Die Umstellung auf die kompetenzbasierte Weiterbildung ist ein weiteres grosses Thema. Ist diese Reform auf gutem Weg?

Das ist ein sehr breit angelegtes Projekt, bei dem es um einen Paradigmenwechsel geht. Bei der Weiterbildung wird nicht mehr nur auf die Anzahl Weiterbildungsjahre geschaut, sondern vermehrt darauf, ob die Kompetenzen vorhanden sind. Die Zusammenarbeit mit den Fachgesellschaften läuft sehr gut, wir haben auch mehrere Pilotspitäler unterschiedlichster Grösse, an denen wir die bereits bestehenden Standard-EPAs testen. Das Projekt ist aber langfristig angelegt, vor 2030 wird es wahrscheinlich wenig spürbare Auswirkungen auf die Assistenzärztinnen und -ärzte haben.

Sie haben erwähnt, dass auch die Kommunikation des SIWF neu ausgerichtet werden soll. Was sind die Ziele?

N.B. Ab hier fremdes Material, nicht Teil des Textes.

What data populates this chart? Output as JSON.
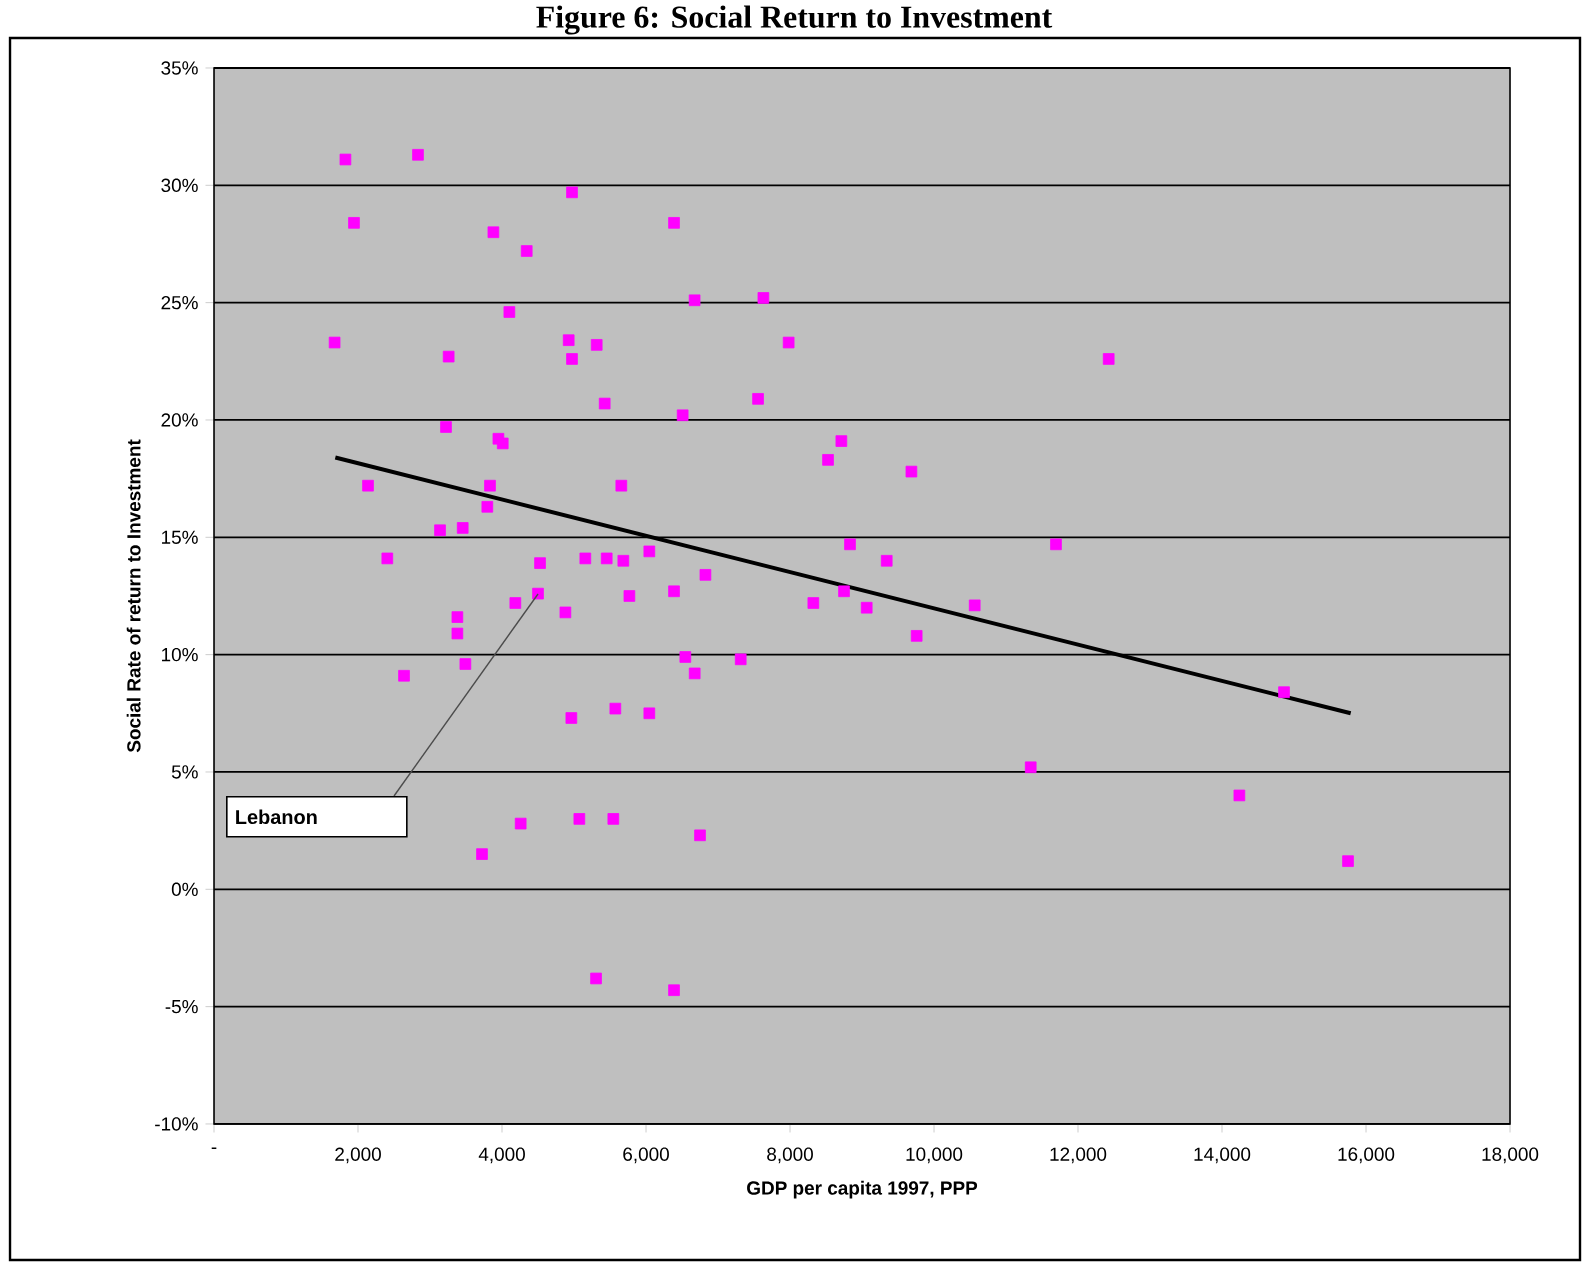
{
  "chart_data": {
    "type": "scatter",
    "title": "Figure 6: Social Return to Investment",
    "xlabel": "GDP per capita 1997, PPP",
    "ylabel": "Social Rate of return to Investment",
    "xlim": [
      0,
      18000
    ],
    "ylim": [
      -10,
      35
    ],
    "xticks": [
      {
        "value": 0,
        "label": "-"
      },
      {
        "value": 2000,
        "label": "2,000"
      },
      {
        "value": 4000,
        "label": "4,000"
      },
      {
        "value": 6000,
        "label": "6,000"
      },
      {
        "value": 8000,
        "label": "8,000"
      },
      {
        "value": 10000,
        "label": "10,000"
      },
      {
        "value": 12000,
        "label": "12,000"
      },
      {
        "value": 14000,
        "label": "14,000"
      },
      {
        "value": 16000,
        "label": "16,000"
      },
      {
        "value": 18000,
        "label": "18,000"
      }
    ],
    "yticks": [
      {
        "value": -10,
        "label": "-10%"
      },
      {
        "value": -5,
        "label": "-5%"
      },
      {
        "value": 0,
        "label": "0%"
      },
      {
        "value": 5,
        "label": "5%"
      },
      {
        "value": 10,
        "label": "10%"
      },
      {
        "value": 15,
        "label": "15%"
      },
      {
        "value": 20,
        "label": "20%"
      },
      {
        "value": 25,
        "label": "25%"
      },
      {
        "value": 30,
        "label": "30%"
      },
      {
        "value": 35,
        "label": "35%"
      }
    ],
    "grid": "y",
    "marker": "square",
    "series": [
      {
        "color": "#ff00ff",
        "x": [
          1825,
          2833,
          4972,
          1944,
          3880,
          4343,
          6389,
          6675,
          4102,
          1675,
          3259,
          4926,
          4972,
          5315,
          5426,
          6509,
          3222,
          3950,
          4010,
          2139,
          3833,
          3796,
          5657,
          3139,
          3454,
          7630,
          7981,
          12426,
          7556,
          8713,
          8528,
          9686,
          8833,
          11694,
          9343,
          2407,
          4528,
          5157,
          5454,
          5685,
          6046,
          6825,
          4185,
          4500,
          4880,
          5769,
          6389,
          3380,
          3380,
          3491,
          2639,
          6546,
          6676,
          4963,
          5574,
          6046,
          4259,
          5074,
          5546,
          3722,
          6750,
          5306,
          6389,
          8324,
          8750,
          9065,
          10565,
          9759,
          7315,
          11343,
          14241,
          14861,
          15750
        ],
        "values": [
          31.1,
          31.3,
          29.7,
          28.4,
          28.0,
          27.2,
          28.4,
          25.1,
          24.6,
          23.3,
          22.7,
          23.4,
          22.6,
          23.2,
          20.7,
          20.2,
          19.7,
          19.2,
          19.0,
          17.2,
          17.2,
          16.3,
          17.2,
          15.3,
          15.4,
          25.2,
          23.3,
          22.6,
          20.9,
          19.1,
          18.3,
          17.8,
          14.7,
          14.7,
          14.0,
          14.1,
          13.9,
          14.1,
          14.1,
          14.0,
          14.4,
          13.4,
          12.2,
          12.6,
          11.8,
          12.5,
          12.7,
          11.6,
          10.9,
          9.6,
          9.1,
          9.9,
          9.2,
          7.3,
          7.7,
          7.5,
          2.8,
          3.0,
          3.0,
          1.5,
          2.3,
          -3.8,
          -4.3,
          12.2,
          12.7,
          12.0,
          12.1,
          10.8,
          9.8,
          5.2,
          4.0,
          8.4,
          1.2
        ]
      },
      {
        "type": "line",
        "color": "#000000",
        "marker": "none",
        "x": [
          1685,
          15787
        ],
        "values": [
          18.4,
          7.5
        ]
      }
    ],
    "annotations": [
      "Lebanon"
    ]
  }
}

Wir müssen offen sein und selbstkritisch, wir wollen auch Fehler eingestehen können. Deshalb suchen wir den Kontakt mit dem vsao, mit den Weiterbildungsstätten und den Fachgesellschaften, damit ein Dialog entsteht. Wir wollen die Bedürfnisse aktiv abholen, damit wir uns verbessern können. Das hilft auch uns, da es bei einer aktiven Kommunikation weniger Rückfragen gibt. Am Ende ist es unser Ziel, eine qualitativ hochwertige Weiter- und Fortbildung sicherzustellen. Um das zu erreichen, brauchen wir auch eine aktive Kommunikation. Wir sind auf einem guten Weg, es braucht sicher noch ein bisschen Geduld, aber mir ist bewusst, dass jetzt Taten zählen und konkrete, spürbare Verbesserungen.

Zur Person

Jörg Gröbli ist seit Januar 2024 Geschäftsführer des Schweizerischen Instituts für ärztliche Weiter- und Fortbildung (SIWF) – zunächst drei Monate auf Mandatsbasis. Er hat Betriebswirtschaftslehre studiert und verfügt über einen Executive Master in Business Administration (EMBA). Vor seinem Engagement für das SIWF war er während zehn Jahren beratend tätig als Senior Consultant und Country Manager im internationalen Beratungsunternehmen Enterprise Development Group (EDG).